For a while I did the opposite to you. Ran Windows full time with the occasional boot into Linux. Every time I booted in Linux I'd find hundreds of packages were out of date and needed updating. Even a week of not booting in Linux can see a large number of packages needing updates especially on rolling distributions like Arch. Even Debian would have many packages needing updates despite their very conservative package update policies.. I think it just part and parcel of running a modern OS that there are regular updates. When you run it daily it's easy enough to do a few updates every day rather than do a lot of updates all at once. Not a Windows specific thing. Heck, even Apple is not immune. I have a MacBook for work I have not touched since my last day of work in mid December. I bet you When I open it again soon Mac os will nag me to install all the updates that have been released in the last few weeks.

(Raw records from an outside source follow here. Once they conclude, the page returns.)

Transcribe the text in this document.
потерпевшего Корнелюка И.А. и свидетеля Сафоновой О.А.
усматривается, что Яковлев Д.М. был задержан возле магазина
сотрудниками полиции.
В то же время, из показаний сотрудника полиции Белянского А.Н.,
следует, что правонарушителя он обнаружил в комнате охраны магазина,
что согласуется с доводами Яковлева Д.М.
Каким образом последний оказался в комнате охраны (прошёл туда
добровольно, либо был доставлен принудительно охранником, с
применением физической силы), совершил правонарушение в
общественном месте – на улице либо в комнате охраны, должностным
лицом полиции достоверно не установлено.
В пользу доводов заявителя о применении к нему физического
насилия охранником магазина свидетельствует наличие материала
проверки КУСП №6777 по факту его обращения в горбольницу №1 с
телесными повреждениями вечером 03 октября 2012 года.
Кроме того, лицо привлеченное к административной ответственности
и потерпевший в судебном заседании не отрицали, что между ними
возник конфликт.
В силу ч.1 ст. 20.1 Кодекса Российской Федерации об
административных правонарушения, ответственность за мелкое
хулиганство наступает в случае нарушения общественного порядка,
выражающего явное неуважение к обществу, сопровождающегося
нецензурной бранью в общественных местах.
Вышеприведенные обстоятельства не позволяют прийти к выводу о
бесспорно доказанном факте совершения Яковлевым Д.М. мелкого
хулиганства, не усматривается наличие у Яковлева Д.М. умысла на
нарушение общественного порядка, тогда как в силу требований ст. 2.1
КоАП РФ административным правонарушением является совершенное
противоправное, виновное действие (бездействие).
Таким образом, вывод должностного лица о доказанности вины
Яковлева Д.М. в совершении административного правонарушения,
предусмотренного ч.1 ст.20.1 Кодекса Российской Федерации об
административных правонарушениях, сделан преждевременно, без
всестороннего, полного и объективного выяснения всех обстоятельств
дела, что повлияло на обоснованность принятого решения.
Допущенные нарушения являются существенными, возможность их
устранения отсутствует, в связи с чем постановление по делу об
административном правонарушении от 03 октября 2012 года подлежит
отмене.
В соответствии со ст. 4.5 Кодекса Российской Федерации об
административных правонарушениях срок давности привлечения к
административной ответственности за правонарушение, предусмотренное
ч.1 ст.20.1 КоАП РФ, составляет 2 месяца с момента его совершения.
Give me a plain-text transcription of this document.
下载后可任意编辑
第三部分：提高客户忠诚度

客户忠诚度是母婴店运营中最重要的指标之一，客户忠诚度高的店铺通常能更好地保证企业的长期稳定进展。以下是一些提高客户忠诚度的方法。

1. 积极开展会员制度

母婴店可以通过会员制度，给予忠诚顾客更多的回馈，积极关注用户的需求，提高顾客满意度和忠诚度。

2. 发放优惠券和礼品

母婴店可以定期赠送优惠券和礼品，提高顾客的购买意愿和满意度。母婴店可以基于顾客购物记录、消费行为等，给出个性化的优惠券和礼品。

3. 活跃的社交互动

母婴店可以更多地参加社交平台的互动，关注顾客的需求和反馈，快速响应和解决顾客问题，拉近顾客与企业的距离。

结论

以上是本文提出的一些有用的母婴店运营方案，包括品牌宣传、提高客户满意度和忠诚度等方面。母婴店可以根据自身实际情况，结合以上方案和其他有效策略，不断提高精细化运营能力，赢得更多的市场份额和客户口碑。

The big difference is that in the Linux world, updates are in your control and the other way around. You're free to skip the updates, disable the notification, uninstall the thing that auto-fetches the package list, uninstall the package manager even. You can install a package that will silently install security-critical, or other updates for you. There's an upgrade that can even update the kernel itself while running. Simple updates will tell you to restart, but you don't have to - it's fine to use the machine even if it tells you you better restart.
Updates are frequent in both worlds because the high-speed always-on internet enables and requires it. But while Linux gives you options to deal with this, Microsoft decided to remotely manage your computer instead.